Big Data Processing for I-LOFAR: REALTA

I-LOFAR is a true ‘big data’ project, and as part of the International LOFAR Telescope, is a pathfinder telescope to the future Square Kilometre Array telescope, which will create perhaps the largest dataset in the world (an exabyte per day!).

To date, the data processing capabilities of  I-LOFAR have not  been sufficient to allow the telescope study astronomy objects that vary rapidly. However,  members of the I-LOFAR consortium at UCC and NUIG have recently obtained SFI funding to create a data processing system that can intensively analyse  and rapidly store the data stream as it emerges from the telescope, giving I-LOFAR a new and powerful capability to study the transient radio sky.  The system, called the “REALtime Transient Acquisition Cluster (REALTA)”, builds on the heritage of the ARTEMIS system designed by the Oxford e-Research Centre.

In July 2018, a team from UCC, NUIG, TCD and Oxford/Berkeley team set up 5 Dell-EMC PowerEdge GPU/CPU blades and up to 300 terabytes of storage. Over the coming months, this will enable us to study a wide range of fascinating astronomy targets such as aurora in planetary atmospheres, pulsars, solar radio bursts, nova explosions, and fast radio bursts.

The I-LOFAR processing cluster was enhanced in March 2020 to assist in the Search for Extraterrestrial Intelligence (SETI), in collaboration with the Breakthrough Listen foundation, by the addition of another compute node to the cluster. This machine is planned to be integrated to the REALTA system by hooking into the live station data stream and performing transient signal analysis in addition to any work being performed by observers on the existing REALTA compute nodes.

I-LOFAR and REALTA are supported by research infrastructure grants from Science Foundation Ireland. REALTA is owned by UCC and NUIG and hosted at TCD’s Rosse Observatory.

Technical specifications for REALTA can be found in the table below.


* This 110TB is distributed across REALTA’s 4 compute nodes
Compute Nodes (x4) Storage Node BL Headnode BL Compute Node
Machine Name Dell Poweredge R740XD Dell Poweredge R730XD SuperMicro 1029U-TRTP2 SuperMicro 6049P-E1CR24H
CPU Model Intel Xeon Gold 6130 (2x) Intel Xeon E5-2640 v4 (2x) Intel Xeon Silver 4110 (2x) Intel Xeon Silver 4110 (2x)
CPU Clock Speed 2.10GHz 2.40GHz 2.10GHz 2.10GHz
No. CPU Cores (Threads) 32 (64) 20 (40) 16 (32) 16 (32)
RAM 256GB 256GB 93GB 96GB
Storage 110TB* 128TB N/A 144TB

The figure below shows the individual hardware components of REALTA on the right and how they are connected to the data stream from I-LOFAR on the left.
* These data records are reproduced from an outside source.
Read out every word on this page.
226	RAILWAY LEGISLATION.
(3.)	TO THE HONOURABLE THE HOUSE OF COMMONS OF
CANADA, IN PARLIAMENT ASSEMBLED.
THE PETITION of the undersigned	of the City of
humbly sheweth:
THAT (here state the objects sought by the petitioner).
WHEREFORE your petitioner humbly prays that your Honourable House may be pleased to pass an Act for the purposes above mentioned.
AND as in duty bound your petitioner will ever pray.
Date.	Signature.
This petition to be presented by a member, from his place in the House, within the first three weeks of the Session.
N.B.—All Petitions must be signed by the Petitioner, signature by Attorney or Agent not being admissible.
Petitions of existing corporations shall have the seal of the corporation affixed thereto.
Block diagram of REALTA hardware and network connection to I-LOFAR.

Observing the Sun at the nanosecond scale with the I-LOFAR Transient Buffer Boards

Transient Buffer Boards (TBBs) are a part of I-LOFAR’s data computation hardware that allow signals from the sun, stars and other astrophysical objects to be recorded at one of the fastest time resolutions possible. They can show us how the sun and stars change at the nanosecond scale.

To do this, TBB data must be recorded to cluster of computers so that the large amount of data can be stored. The total amount of data all 12 of I-LOFAR’s TBBs can hold is 384 GB, which is only 5 seconds worth of observations if all 96 antennas are used. Not only does the cluster need to store large volumes of data, it has to write it fast enough so that it doesn’t get lost before more data comes in. The TBB data cluster in our control room in Birr writes data to a fast, 46 TB storage node.

The picture above shows the TBB cluster in the control room. While it may not look pretty, it offers researchers in Trinity College Dublin the chance to observe the fine structure of radio bursts from the sun at the highest time resolution that has ever been done before. This will allow them to solve unanswered questions about energy release and particle acceleration on the sun. The fat silver unit at the top (WN104) is the fast storage node where all the TBB data is stored while the smaller units beneath it will be used in the future to process this data to look for new phenomena in the sun’s atmosphere.